Ben Craig went from short stack to victor to take down the 57-entry Bally’s Main Event Mania $1,500 Main Event for $25,834. He start the eight-handed final table with less chips than all of his opponents, several of whom had more than 100 big blinds, but it just proved to be a generous head start that Craig made up over the course of the next several hours.
With the win, the 32-year-old software engineer from Chicago added to $118K in career cashes, all coming since 2017.
“I’ve tried a couple of times going pro,” he said. “I love coming to Vegas for tournaments.”

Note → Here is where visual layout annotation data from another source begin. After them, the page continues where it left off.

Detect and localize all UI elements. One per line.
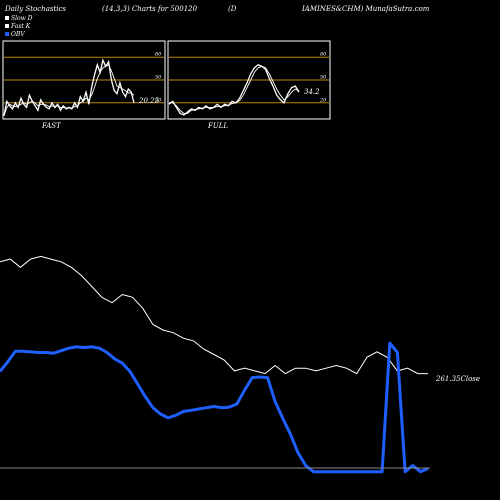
full-stochastic-panel: 80 50 20 34.2 FULL: [167, 40, 331, 130]
fast-level-label-80: 80: [155, 52, 162, 58]
full-panel-label: FULL: [207, 122, 228, 130]
fast-series-slow-d: [3, 64, 135, 116]
full-series-fast-k: [168, 64, 300, 116]
fast-panel-label: FAST: [41, 122, 62, 130]
full-level-label-20: 20: [319, 97, 327, 103]
obv-line: [0, 341, 429, 474]
price-obv-plot: [0, 255, 429, 474]
chart-symbol-prefix: (D: [228, 5, 237, 13]
fast-panel-frame: [2, 40, 166, 120]
fast-level-label-50: 50: [155, 75, 162, 81]
close-price-line: [0, 255, 428, 375]
fast-stochastic-panel: 80 50 20 20.25 FAST: [2, 40, 166, 130]
legend-label-fast-k: Fast K: [10, 23, 31, 30]
chart-title: Daily Stochastics: [4, 5, 66, 13]
chart-symbol: IAMINES&CHM) MunafaSutra.com: [301, 5, 430, 13]
legend-swatch-fast-k: [5, 24, 9, 28]
full-last-value: 34.2: [304, 88, 320, 96]
legend-label-slow-d: Slow D: [11, 15, 33, 22]
fast-level-label-20: 20: [154, 97, 162, 103]
full-panel-frame: [167, 40, 331, 120]
full-series-slow-d: [169, 65, 300, 114]
legend-label-obv: OBV: [11, 31, 25, 38]
fast-last-value: 20.25: [138, 97, 160, 105]
legend-swatch-obv: [5, 32, 9, 36]
full-level-label-80: 80: [320, 52, 327, 58]
close-price-label: 261.35Close: [435, 375, 480, 383]
legend: Slow D Fast K OBV: [5, 15, 33, 38]
chart-params: (14,3,3) Charts for 500120: [102, 5, 198, 13]
legend-swatch-slow-d: [5, 16, 9, 20]
full-level-label-50: 50: [320, 75, 327, 81]
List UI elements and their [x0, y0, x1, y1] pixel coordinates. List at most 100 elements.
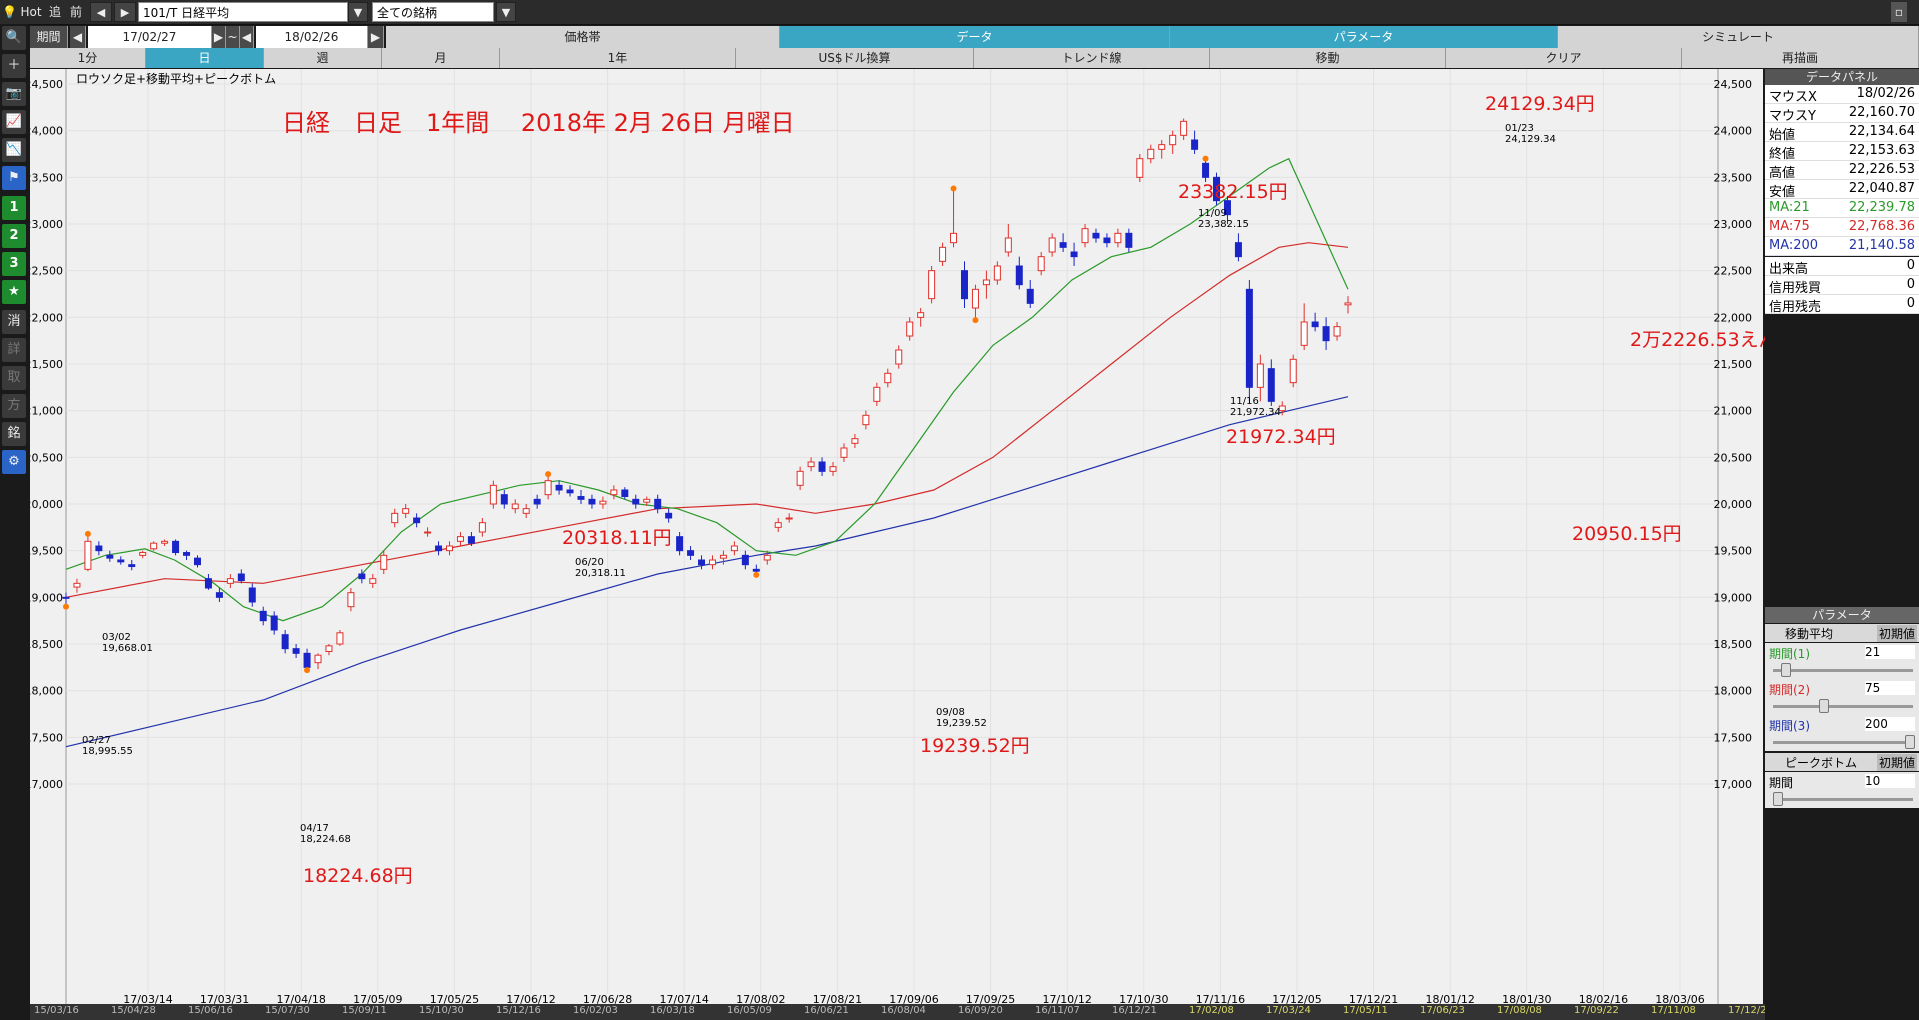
candle-body	[960, 270, 968, 300]
from-date-input[interactable]: 17/02/27	[88, 26, 212, 48]
x-tick-label: 17/04/18	[276, 993, 325, 1004]
period-3-slider[interactable]	[1905, 735, 1915, 749]
chart-up-icon[interactable]: 📈	[2, 110, 26, 134]
x-tick-label: 17/07/14	[659, 993, 708, 1004]
tab-row-2: 1分 日 週 月 1年 US$ドル換算 トレンド線 移動 クリア 再描画	[30, 48, 1919, 68]
gear-icon[interactable]: ⚙	[2, 450, 26, 474]
y-tick-label-right: 24,000	[1714, 125, 1753, 138]
camera-icon[interactable]: 📷	[2, 82, 26, 106]
preset-3-button[interactable]: 3	[2, 252, 26, 276]
tsui-button[interactable]: 追	[48, 5, 61, 19]
param-pb-period[interactable]: 期間 10	[1765, 772, 1919, 808]
torihiki-button[interactable]: 取	[2, 366, 26, 390]
flag-icon[interactable]: ⚑	[2, 166, 26, 190]
candle-body	[161, 540, 169, 544]
data-row: 高値 22,226.53	[1765, 161, 1919, 181]
x-tick-label: 17/03/31	[200, 993, 249, 1004]
tab-1min[interactable]: 1分	[30, 48, 146, 68]
candlestick-chart[interactable]: 24,500 24,000 23,500 23,000 22,500 22,000 21,5…	[30, 69, 1763, 1004]
detail-button[interactable]: 詳	[2, 338, 26, 362]
candle-body	[128, 564, 136, 568]
pb-init-button[interactable]: 初期値	[1876, 754, 1917, 771]
peak-marker	[972, 317, 979, 324]
chart-down-icon[interactable]: 📉	[2, 138, 26, 162]
from-next-icon[interactable]: ▶	[212, 26, 226, 48]
filter-dropdown-icon[interactable]: ▼	[496, 2, 516, 22]
candle-body	[1180, 120, 1188, 136]
tab-day[interactable]: 日	[146, 48, 264, 68]
hot-button[interactable]: Hot	[20, 5, 42, 19]
candle-body	[1103, 237, 1111, 244]
tab-1year[interactable]: 1年	[500, 48, 736, 68]
symbol-input[interactable]: 101/T 日経平均	[138, 2, 348, 22]
top-toolbar: 💡 Hot 追 前 ◀ ▶ 101/T 日経平均 ▼ 全ての銘柄 ▼ ▫	[0, 0, 1919, 25]
param-period-1[interactable]: 期間(1) 21	[1765, 643, 1919, 679]
data-row: 安値 22,040.87	[1765, 180, 1919, 200]
data-row-key: MA:75	[1769, 219, 1810, 234]
tab-move[interactable]: 移動	[1210, 48, 1446, 68]
pb-period-input[interactable]: 10	[1865, 774, 1915, 788]
param-period-2[interactable]: 期間(2) 75	[1765, 679, 1919, 715]
ma-init-button[interactable]: 初期値	[1876, 625, 1917, 642]
tab-week[interactable]: 週	[264, 48, 382, 68]
candle-body	[500, 494, 508, 505]
data-row-key: 安値	[1769, 185, 1796, 200]
candle-body	[950, 232, 958, 244]
annot-24129: 24129.34円	[1485, 93, 1595, 115]
bottom-date-label: 17/12/22	[1728, 1005, 1773, 1016]
preset-1-button[interactable]: 1	[2, 196, 26, 220]
chart-panel[interactable]: 24,500 24,000 23,500 23,000 22,500 22,000 21,5…	[30, 69, 1778, 1020]
data-row: 始値 22,134.64	[1765, 123, 1919, 143]
tab-trendline[interactable]: トレンド線	[974, 48, 1210, 68]
period-2-slider[interactable]	[1819, 699, 1829, 713]
y-tick-label-left: 19,500	[30, 545, 63, 558]
mae-button[interactable]: 前	[69, 5, 82, 19]
y-tick-label-left: 24,500	[30, 78, 63, 91]
preset-2-button[interactable]: 2	[2, 224, 26, 248]
candle-body	[1026, 288, 1034, 304]
candle-body	[939, 246, 947, 262]
tab-redraw[interactable]: 再描画	[1682, 48, 1919, 68]
prev-symbol-button[interactable]: ◀	[90, 2, 112, 22]
to-prev-icon[interactable]: ◀	[240, 26, 254, 48]
to-date-input[interactable]: 18/02/26	[256, 26, 368, 48]
tab-usd[interactable]: US$ドル換算	[736, 48, 974, 68]
meigara-button[interactable]: 銘	[2, 422, 26, 446]
next-symbol-button[interactable]: ▶	[114, 2, 136, 22]
tab-month[interactable]: 月	[382, 48, 500, 68]
candle-body	[391, 512, 399, 524]
candle-body	[193, 557, 201, 566]
tab-kakakutai[interactable]: 価格帯	[386, 26, 780, 48]
x-tick-label: 18/01/30	[1502, 993, 1551, 1004]
window-close-icon[interactable]: ▫	[1891, 2, 1907, 22]
period-2-input[interactable]: 75	[1865, 681, 1915, 695]
period-1-input[interactable]: 21	[1865, 645, 1915, 659]
erase-button[interactable]: 消	[2, 310, 26, 334]
period-1-slider[interactable]	[1781, 663, 1791, 677]
candle-body	[1004, 237, 1012, 253]
tab-clear[interactable]: クリア	[1446, 48, 1682, 68]
bottom-date-label: 15/04/28	[111, 1005, 156, 1016]
to-next-icon[interactable]: ▶	[368, 26, 384, 48]
from-prev-icon[interactable]: ◀	[70, 26, 86, 48]
star-icon[interactable]: ★	[2, 280, 26, 304]
tab-simulate[interactable]: シミュレート	[1558, 26, 1919, 48]
search-icon[interactable]: 🔍	[2, 26, 26, 50]
symbol-dropdown-icon[interactable]: ▼	[348, 2, 368, 22]
tab-parameter[interactable]: パラメータ	[1170, 26, 1558, 48]
tab-data[interactable]: データ	[780, 26, 1170, 48]
method-button[interactable]: 方	[2, 394, 26, 418]
candle-body	[226, 578, 234, 584]
period-3-input[interactable]: 200	[1865, 717, 1915, 731]
y-tick-label-right: 21,500	[1714, 358, 1753, 371]
filter-select[interactable]: 全ての銘柄	[372, 2, 494, 22]
candle-body	[1059, 242, 1067, 248]
bottom-date-strip[interactable]: 15/03/16 15/04/28 15/06/16 15/07/30 15/09/11…	[30, 1004, 1919, 1020]
plus-icon[interactable]: ＋	[2, 54, 26, 78]
pb-period-slider[interactable]	[1773, 792, 1783, 806]
bottom-date-label: 16/08/04	[881, 1005, 926, 1016]
bulb-icon[interactable]: 💡	[2, 5, 17, 19]
candle-body	[698, 559, 706, 566]
param-period-3[interactable]: 期間(3) 200	[1765, 715, 1919, 751]
candle-body	[1256, 363, 1264, 388]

Official Final Table Results
Place | Player | Prize |
---|---|---|
1 | Ben Craig | $25,834 |
2 | Pete Dailey | $15,964 |
3 | Lewis Robledo | $10,467 |
4 | Viny Lima | $7,195 |
5 | Terry Fleischer | $5,196 |
6 | Mike Shin | $3,954 |
7 | Daniel Sepiol | $3,178 |
8 | Ryan Lenaghan | $2,708 |
Craig hung around with a short stack as a fast pace was set by the other players to get down to the final table — and the money — over the first few hours of the day. Plenty of late-registering players helped boost the prize pool, with the likes of Mike Shin and Pat Lyons among those showing up to fire.
Pete Dailey, Lewis Robledo and Viny Lima had heaps going in, and indeed those three wound up four-handed with Craig while experienced players like Shin and Terry Fleischer went bust.
It looked like Craig would be headed to payouts in fourth when he got it in dominated with queen-jack suited against Lima’s jacks, but a queen on the turn saved Craig and he then busted Lima in a flip.
Robledo and Dailey seemed determined to play huge pots, something Craig was all too happy to do as he caught fire, showing down some huge holdings such as full houses and aces up when he was committing large portions of his stack. A massive flip for more than 60 big blinds went his way to bust Robledo, and he suddenly had a large lead against Dailey heads up.
They played a big one on an ace-high board that Craig didn’t mean to make large, but he misclicked in a min-raise when he meant to call a turn bet and faced a big three-bet from Dailey. Holding an ace and a weak kicker, Craig stayed sticky.
“I just thought he was spazzing versus the misclick,” Craig said. “I thought about jamming. He was frustrated. I was making a lot of big hands.
“But, I figured if he river wasn’t a diamond [to make a three-flush] and he bluffed, I could get the rest.”
It was a diamond, but Dailey gave up, and Craig had him on the ropes. He then gambled with a flush draw and an overcard and got there versus top pair to seal it.
Craig said he plays most of his volume online, but he’s been increasing his play as the live scene slowly kicks back up. He said he’s on his third trip to Vegas since the summer, and he’s $25K richer for his next shot, whenever that comes.